L’équité fiscale revendiquée par l’initiative «pour les familles» est un paravent qui cache une mesure en faveur des nantis

Le commerce de l’illusion a encore de beaux jours devant lui. Un emballage séduisant, une rhétorique ajustée aux goûts ou même aux besoins du moment et vous trouvez à coup sûr preneurs. Voyez l’initiative de l’UDC soumise au vote le 24 novembre prochain.

Soutenir les familles qui élèvent leurs enfants sans aide extérieure au nom de l’égalité de traitement, en leur accordant la même déduction fiscale qu’à celles qui ont recours aux crèches ou aux mères gardiennes, voilà qui répond à la plus élémentaire logique et au sens commun de la justice. Comment expliquer autrement le soutien à ce projet révélé par le dernier sondage commandé par la SSR? 64% des personnes interrogées y sont favorables, 25% seulement s’y opposent. L’initiative séduit même à gauche: 43% de l’électorat vert (contre 39%) et 44% des socialistes (contre 45%).

Nous avons déjà montré (DP 2010) qu’une telle mesure créerait en réalité une inégalité de traitement. A revenu brut égal, les familles prenant en charge leur progéniture bénéficieraient alors d’un revenu disponible supérieur à celles faisant appel à une aide extérieure.

Mais il y a plus grave. La moitié des ménages helvétiques, ne disposant pas d’un revenu suffisant, ne paie pas d’impôt fédéral direct. L’initiative de l’UDC ne leur serait donc d’aucun secours. Et c’est pourtant parmi cette population que l’initiative rencontre le plus fort soutien. L’économiste Samuel Bendahan a calculé, selon leur niveau de revenu, le gain potentiel des familles dont un seul conjoint travaille: pour un revenu imposable de 40’000 francs, une diminution d’impôt de 684 francs; pour un revenu de 200’000 francs, un gain de 3’640 francs.

De par la forte progressivité de l’impôt, les déductions profitent d’abord aux revenus élevés. L’initiative des démocrates-chrétiens pour une exonération fiscale des allocations familiales souffre du même vice. Car l’équité fiscale exige que tous les revenus soient imposés.

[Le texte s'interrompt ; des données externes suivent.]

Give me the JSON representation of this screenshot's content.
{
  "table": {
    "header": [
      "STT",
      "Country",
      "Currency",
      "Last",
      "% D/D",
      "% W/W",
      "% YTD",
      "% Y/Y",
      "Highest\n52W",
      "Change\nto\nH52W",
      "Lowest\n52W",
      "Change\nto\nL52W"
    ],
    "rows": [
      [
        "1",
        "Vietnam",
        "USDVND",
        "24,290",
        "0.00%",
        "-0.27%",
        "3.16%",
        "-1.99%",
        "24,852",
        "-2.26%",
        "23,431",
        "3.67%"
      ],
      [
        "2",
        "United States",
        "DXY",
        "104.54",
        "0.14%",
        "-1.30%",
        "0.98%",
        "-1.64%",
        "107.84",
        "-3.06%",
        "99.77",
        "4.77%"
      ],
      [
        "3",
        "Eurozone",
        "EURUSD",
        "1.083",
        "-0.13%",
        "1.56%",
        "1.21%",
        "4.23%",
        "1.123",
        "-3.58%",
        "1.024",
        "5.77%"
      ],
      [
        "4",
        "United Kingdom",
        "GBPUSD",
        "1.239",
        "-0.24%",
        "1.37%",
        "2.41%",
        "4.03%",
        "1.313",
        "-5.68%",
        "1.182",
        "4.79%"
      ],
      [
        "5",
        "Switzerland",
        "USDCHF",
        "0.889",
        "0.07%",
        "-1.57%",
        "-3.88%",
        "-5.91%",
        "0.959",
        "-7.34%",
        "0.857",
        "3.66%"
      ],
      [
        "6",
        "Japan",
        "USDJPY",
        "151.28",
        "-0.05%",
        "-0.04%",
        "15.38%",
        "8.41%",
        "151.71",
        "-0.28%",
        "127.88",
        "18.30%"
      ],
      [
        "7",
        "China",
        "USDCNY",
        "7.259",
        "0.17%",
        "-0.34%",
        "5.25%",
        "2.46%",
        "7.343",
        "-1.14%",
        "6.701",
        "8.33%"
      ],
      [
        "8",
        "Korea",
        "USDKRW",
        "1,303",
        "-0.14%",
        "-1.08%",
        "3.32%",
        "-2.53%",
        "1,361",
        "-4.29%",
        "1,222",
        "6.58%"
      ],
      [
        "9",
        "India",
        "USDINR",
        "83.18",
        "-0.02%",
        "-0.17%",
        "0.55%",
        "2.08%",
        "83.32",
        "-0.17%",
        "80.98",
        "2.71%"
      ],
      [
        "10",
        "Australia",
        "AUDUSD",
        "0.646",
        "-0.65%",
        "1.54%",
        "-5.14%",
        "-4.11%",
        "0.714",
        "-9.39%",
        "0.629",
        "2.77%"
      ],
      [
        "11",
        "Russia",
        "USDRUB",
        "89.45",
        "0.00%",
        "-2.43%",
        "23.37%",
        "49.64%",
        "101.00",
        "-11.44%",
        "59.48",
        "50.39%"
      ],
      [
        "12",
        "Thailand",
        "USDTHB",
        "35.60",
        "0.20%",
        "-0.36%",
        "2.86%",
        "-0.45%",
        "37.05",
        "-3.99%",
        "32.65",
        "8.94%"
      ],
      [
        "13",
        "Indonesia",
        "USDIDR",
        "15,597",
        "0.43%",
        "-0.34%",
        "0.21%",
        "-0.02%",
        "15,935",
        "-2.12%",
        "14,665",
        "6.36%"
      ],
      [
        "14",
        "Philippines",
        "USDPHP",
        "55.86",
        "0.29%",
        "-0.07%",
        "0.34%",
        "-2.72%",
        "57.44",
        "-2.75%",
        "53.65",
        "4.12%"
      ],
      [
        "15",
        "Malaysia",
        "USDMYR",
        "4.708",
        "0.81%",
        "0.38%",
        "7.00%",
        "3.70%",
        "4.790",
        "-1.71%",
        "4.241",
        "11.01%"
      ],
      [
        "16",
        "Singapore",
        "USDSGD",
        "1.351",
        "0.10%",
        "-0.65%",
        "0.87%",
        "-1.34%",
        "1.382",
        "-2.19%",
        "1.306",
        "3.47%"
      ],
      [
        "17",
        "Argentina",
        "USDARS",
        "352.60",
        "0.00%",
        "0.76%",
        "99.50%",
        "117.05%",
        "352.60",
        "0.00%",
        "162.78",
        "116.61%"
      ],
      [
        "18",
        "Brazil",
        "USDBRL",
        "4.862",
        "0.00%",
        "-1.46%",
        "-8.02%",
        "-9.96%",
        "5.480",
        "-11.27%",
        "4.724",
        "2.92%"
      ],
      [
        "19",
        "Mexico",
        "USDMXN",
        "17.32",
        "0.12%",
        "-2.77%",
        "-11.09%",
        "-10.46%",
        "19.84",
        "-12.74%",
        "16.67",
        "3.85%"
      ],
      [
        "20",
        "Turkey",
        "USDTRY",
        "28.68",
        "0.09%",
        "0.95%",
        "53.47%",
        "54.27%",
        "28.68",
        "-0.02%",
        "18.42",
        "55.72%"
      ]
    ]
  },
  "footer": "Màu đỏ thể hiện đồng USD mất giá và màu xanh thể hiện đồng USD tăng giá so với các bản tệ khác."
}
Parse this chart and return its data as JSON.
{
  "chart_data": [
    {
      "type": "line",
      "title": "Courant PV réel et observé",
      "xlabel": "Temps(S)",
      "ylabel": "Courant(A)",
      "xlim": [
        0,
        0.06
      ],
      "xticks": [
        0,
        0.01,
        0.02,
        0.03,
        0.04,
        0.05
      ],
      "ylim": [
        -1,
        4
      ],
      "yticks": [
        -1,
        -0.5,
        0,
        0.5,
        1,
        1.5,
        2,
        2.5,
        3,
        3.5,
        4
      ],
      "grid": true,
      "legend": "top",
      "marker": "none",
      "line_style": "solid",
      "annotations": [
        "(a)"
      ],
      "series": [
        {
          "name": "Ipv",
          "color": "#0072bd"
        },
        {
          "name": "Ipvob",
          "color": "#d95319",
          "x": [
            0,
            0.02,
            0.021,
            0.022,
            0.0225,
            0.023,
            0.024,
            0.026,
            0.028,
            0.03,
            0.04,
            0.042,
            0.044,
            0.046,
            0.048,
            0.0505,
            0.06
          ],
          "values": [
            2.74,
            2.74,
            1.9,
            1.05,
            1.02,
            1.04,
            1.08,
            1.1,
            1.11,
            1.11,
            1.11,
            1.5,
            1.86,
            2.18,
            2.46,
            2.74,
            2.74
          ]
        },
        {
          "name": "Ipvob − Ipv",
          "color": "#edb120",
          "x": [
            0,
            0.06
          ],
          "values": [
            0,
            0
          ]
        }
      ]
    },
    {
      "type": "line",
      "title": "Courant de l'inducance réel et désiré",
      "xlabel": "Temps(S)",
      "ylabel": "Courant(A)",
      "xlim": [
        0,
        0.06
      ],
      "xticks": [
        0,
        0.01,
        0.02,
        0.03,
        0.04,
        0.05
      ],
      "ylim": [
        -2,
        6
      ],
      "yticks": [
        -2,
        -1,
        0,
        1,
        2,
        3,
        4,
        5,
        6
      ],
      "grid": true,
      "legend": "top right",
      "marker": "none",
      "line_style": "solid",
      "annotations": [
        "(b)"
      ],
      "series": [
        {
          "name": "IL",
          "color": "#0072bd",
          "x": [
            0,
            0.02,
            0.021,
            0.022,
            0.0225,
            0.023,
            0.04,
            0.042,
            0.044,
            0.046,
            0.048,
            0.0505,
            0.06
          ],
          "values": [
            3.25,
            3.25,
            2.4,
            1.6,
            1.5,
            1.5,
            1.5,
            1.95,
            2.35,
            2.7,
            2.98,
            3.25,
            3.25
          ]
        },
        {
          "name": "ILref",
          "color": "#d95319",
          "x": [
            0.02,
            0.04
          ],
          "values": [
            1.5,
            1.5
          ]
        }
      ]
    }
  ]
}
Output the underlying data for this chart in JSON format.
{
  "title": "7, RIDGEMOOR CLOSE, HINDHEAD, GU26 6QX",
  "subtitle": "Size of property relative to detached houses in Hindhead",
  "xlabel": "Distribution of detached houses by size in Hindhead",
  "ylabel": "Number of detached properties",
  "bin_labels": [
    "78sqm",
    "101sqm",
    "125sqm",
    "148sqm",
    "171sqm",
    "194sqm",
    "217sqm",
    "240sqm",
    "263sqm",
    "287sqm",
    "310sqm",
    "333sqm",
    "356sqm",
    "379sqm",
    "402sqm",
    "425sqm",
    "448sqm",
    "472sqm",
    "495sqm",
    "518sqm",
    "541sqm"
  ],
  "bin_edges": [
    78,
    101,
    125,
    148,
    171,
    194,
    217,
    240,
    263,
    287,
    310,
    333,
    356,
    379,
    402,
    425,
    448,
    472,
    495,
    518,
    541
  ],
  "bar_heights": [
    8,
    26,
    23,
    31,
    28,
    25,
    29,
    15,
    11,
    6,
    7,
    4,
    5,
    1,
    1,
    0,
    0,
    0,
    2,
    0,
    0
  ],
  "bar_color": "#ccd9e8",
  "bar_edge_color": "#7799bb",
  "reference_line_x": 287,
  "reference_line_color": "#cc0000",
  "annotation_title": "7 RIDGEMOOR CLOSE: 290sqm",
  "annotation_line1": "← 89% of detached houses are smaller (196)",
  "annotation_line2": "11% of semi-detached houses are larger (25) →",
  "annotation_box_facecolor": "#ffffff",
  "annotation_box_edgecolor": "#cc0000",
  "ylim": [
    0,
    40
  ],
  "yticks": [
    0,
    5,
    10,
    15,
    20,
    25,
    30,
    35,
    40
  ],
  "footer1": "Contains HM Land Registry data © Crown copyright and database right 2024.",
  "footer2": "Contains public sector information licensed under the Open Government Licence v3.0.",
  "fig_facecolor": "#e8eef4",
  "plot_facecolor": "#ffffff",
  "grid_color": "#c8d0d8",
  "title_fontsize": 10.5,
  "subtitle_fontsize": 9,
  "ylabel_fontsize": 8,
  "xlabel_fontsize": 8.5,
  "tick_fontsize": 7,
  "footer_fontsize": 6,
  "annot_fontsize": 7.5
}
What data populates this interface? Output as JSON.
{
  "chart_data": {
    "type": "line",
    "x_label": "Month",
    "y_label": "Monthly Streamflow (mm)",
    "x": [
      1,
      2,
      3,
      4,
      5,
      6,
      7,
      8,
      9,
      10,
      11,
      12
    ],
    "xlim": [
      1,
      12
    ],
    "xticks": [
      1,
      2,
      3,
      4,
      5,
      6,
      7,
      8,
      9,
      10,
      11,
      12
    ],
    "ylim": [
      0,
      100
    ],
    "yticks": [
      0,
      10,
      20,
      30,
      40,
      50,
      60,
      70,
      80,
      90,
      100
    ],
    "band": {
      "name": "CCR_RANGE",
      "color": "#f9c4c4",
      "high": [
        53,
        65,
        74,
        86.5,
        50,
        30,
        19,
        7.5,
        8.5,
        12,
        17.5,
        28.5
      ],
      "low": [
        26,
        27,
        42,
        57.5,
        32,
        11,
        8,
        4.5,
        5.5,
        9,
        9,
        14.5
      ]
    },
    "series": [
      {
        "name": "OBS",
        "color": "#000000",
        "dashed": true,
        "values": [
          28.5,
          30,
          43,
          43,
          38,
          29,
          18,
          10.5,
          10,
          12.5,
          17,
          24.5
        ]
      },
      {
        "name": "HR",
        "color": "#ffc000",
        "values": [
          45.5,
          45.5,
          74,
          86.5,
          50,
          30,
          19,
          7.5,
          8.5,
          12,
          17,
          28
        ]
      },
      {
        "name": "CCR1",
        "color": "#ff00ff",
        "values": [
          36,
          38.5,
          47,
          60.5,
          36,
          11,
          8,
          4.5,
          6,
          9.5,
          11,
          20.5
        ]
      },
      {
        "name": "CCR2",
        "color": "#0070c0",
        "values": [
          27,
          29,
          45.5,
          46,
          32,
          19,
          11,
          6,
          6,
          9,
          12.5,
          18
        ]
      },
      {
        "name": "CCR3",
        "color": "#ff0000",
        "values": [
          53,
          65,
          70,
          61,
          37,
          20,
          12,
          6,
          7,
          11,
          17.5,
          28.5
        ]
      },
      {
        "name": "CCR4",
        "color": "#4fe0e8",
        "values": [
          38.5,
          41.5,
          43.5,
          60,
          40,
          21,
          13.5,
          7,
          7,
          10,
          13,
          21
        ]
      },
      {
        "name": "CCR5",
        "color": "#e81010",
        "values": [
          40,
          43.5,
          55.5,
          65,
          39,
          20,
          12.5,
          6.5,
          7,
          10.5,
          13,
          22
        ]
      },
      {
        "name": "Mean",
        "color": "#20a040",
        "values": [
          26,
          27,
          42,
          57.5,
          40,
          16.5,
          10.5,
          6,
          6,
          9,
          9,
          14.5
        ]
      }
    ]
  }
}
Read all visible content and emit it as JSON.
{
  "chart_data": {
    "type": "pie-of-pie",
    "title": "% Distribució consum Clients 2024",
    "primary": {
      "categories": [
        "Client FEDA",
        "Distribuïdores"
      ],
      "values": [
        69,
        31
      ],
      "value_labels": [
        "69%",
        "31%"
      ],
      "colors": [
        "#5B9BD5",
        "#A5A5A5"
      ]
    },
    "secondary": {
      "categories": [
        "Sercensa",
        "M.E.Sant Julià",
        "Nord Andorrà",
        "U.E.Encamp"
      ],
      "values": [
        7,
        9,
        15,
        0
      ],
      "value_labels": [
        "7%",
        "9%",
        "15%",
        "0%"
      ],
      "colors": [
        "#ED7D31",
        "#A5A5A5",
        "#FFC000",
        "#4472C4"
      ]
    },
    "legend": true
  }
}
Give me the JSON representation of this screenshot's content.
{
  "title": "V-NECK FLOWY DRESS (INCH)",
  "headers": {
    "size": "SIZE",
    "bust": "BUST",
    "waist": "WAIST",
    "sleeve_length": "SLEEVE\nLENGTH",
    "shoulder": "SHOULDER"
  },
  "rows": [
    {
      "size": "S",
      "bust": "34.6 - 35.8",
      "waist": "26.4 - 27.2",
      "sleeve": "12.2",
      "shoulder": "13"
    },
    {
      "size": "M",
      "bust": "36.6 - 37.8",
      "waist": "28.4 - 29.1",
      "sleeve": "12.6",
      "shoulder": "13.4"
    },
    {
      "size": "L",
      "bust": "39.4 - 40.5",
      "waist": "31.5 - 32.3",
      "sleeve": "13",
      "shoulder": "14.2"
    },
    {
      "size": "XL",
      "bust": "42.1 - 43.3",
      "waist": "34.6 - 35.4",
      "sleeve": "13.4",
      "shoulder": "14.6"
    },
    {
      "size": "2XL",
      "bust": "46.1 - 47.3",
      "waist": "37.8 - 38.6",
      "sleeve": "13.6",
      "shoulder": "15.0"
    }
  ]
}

L’accumulation des déductions justifiées par la politique sociale ne profite finalement pas à ceux qui en auraient le plus besoin. L’initiative manque clairement son objectif déclaré. Car si l’UDC parle aux «petites gens», elle roule pour les nantis. Pire, son coût estimé – près d’un milliard et demi selon le Conseil fédéral – risque de conduire à une réduction des budgets cantonaux affectés aux familles et donc de pénaliser les ménages les moins bien lotis: l’initiative prônant l’égalité de traitement, il sera tentant, pour en minimiser l’impact sur les finances publiques, de diminuer les déductions pour la garde extérieure.

Le soutien aux familles traditionnelles, à celles dont les deux conjoints travaillent à l’extérieur, comme aux familles monoparentales exige des mesures à la fois plus efficaces et équitables que la déduction fiscale: un congé parental digne de ce nom pour la première année de vie de l’enfant, un chèque pour chaque enfant, qui permette le choix du mode de garde. Sans oublier le rôle de la famille à l’égard des parents âgés, des membres invalides ou malades: là également une aide financière serait bienvenue et, fournie sous forme de chèque, n’affaiblirait pas la progressivité du taux d’imposition.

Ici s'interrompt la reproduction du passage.